Soup is one of the most versatile, pocket-friendly and healthy dishes and we almost always have some homemade soup in the fridge during the winter season for an easy weekday lunch. This one uses a cupboard staple that many of us have to hand to do all the hard work creating flavour so you can knock this up while making the dinner and be prepped for the week.
Ingredients – 4 portions
- 2 tbsp oil
- 2 onions, roughly chopped
- 2″ piece of fresh ginger, skinned and sliced
- 2 tbsp Thai red curry paste
- 1 butternut squash, skinned and cubed
- 1.25 ltr vegetable stock
- 1 lemongrass stick, bruised
- 400ml coconut milk
- 9-10 baby corn, diced
- 1/2 red pepper, diced
- handful of green beans, diced
- Coriander to garnish
- Heat the oil in a large pan, add the onions and ginger and fry for 5 – 7 minutes until softened.
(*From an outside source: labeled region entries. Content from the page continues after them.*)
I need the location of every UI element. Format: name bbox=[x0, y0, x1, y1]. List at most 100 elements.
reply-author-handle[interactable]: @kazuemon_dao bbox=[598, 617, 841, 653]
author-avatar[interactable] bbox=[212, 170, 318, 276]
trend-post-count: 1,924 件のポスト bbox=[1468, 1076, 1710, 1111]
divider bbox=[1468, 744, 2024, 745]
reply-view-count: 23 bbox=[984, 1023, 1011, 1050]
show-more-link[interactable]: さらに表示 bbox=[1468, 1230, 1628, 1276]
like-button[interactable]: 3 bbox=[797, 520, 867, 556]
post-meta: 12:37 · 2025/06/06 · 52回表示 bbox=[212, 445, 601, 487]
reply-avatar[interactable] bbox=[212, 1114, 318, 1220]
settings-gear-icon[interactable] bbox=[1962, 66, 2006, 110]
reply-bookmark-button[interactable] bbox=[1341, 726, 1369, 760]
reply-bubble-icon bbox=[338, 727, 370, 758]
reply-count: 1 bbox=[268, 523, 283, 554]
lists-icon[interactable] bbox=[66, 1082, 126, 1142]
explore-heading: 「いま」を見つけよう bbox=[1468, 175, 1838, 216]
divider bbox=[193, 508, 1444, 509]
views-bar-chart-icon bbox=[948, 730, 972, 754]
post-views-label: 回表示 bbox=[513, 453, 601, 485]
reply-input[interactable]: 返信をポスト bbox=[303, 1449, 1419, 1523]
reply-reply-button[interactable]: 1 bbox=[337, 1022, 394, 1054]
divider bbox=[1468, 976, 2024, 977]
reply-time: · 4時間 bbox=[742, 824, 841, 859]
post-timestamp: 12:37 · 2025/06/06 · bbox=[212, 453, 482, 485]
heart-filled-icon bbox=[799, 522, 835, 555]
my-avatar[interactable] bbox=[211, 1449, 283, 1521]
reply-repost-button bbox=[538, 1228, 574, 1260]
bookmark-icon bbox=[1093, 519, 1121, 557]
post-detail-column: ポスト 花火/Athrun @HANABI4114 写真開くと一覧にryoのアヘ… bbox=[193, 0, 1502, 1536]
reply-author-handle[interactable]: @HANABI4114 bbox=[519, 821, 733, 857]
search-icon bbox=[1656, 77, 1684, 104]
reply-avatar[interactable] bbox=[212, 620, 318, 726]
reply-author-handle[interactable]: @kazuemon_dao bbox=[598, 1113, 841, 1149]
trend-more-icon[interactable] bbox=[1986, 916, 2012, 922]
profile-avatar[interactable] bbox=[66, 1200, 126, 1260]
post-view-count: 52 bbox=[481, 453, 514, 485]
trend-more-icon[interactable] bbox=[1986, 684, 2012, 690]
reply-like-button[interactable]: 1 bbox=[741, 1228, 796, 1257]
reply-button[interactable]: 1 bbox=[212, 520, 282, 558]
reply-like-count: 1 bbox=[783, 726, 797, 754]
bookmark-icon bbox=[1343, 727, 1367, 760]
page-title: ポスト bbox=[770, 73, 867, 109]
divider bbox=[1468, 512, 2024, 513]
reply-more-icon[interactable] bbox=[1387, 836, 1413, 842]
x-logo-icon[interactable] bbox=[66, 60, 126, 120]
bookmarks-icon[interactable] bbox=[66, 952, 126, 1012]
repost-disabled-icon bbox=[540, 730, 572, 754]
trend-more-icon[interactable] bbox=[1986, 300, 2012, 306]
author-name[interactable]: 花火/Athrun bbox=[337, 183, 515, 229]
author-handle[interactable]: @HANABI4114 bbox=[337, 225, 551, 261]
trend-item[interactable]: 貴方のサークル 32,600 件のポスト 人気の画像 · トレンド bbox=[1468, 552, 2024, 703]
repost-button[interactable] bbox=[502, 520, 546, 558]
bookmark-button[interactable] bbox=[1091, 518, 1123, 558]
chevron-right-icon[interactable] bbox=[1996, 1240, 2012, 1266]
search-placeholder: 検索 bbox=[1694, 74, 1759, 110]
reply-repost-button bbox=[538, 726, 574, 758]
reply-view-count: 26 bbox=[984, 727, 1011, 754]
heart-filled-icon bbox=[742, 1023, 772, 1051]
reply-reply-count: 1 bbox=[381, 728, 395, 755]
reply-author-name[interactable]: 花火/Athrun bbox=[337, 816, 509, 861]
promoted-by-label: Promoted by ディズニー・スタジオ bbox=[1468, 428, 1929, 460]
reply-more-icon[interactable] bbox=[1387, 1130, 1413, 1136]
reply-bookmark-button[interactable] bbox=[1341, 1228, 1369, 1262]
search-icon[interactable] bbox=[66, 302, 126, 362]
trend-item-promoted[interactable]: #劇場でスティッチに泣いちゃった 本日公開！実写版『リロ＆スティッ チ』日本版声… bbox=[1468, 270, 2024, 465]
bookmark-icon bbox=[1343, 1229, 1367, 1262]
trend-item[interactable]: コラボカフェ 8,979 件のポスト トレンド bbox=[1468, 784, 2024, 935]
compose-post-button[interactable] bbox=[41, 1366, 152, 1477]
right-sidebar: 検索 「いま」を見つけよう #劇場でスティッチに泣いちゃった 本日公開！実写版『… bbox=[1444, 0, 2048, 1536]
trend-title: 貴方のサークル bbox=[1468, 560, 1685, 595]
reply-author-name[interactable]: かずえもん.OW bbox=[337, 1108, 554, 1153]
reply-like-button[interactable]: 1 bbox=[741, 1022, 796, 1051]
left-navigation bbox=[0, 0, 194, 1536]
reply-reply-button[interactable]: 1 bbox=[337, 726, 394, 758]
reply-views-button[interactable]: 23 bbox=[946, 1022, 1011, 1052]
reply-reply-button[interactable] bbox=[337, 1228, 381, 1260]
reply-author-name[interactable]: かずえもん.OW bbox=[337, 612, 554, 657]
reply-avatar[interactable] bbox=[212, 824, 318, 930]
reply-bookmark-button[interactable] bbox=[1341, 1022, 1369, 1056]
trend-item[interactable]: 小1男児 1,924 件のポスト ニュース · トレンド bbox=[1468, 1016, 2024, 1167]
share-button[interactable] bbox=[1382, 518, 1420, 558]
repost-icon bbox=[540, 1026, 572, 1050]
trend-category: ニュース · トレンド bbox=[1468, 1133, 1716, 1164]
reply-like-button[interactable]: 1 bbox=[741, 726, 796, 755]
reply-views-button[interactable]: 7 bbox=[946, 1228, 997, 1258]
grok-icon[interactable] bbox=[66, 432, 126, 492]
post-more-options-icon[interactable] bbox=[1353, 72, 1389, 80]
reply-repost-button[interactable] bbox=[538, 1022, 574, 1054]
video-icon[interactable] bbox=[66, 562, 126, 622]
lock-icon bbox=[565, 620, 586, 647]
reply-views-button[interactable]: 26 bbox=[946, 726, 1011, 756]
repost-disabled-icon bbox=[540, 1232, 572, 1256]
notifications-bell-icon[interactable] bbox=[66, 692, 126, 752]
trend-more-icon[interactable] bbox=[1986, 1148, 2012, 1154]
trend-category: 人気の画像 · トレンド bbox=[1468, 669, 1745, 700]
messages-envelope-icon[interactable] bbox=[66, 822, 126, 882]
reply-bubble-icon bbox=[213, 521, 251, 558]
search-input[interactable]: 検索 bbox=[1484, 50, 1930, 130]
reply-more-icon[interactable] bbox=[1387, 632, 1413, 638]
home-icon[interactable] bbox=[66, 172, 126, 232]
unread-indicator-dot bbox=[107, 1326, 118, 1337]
- Add the curry paste and mix with the onions mixture well so that they are well coated and fry for 2 minutes to release the spices.
- Add the butternut squash to the pan, along with the stock, lemongrass and coconut milk and simmer for 20 minutes until the squash is soft.
- Liquidise until smooth.
- Place the liquidised soup back on the heat and add the baby corn, pepper and beans and simmer for 10 minutes.
- Serve, garnished with fresh coriander.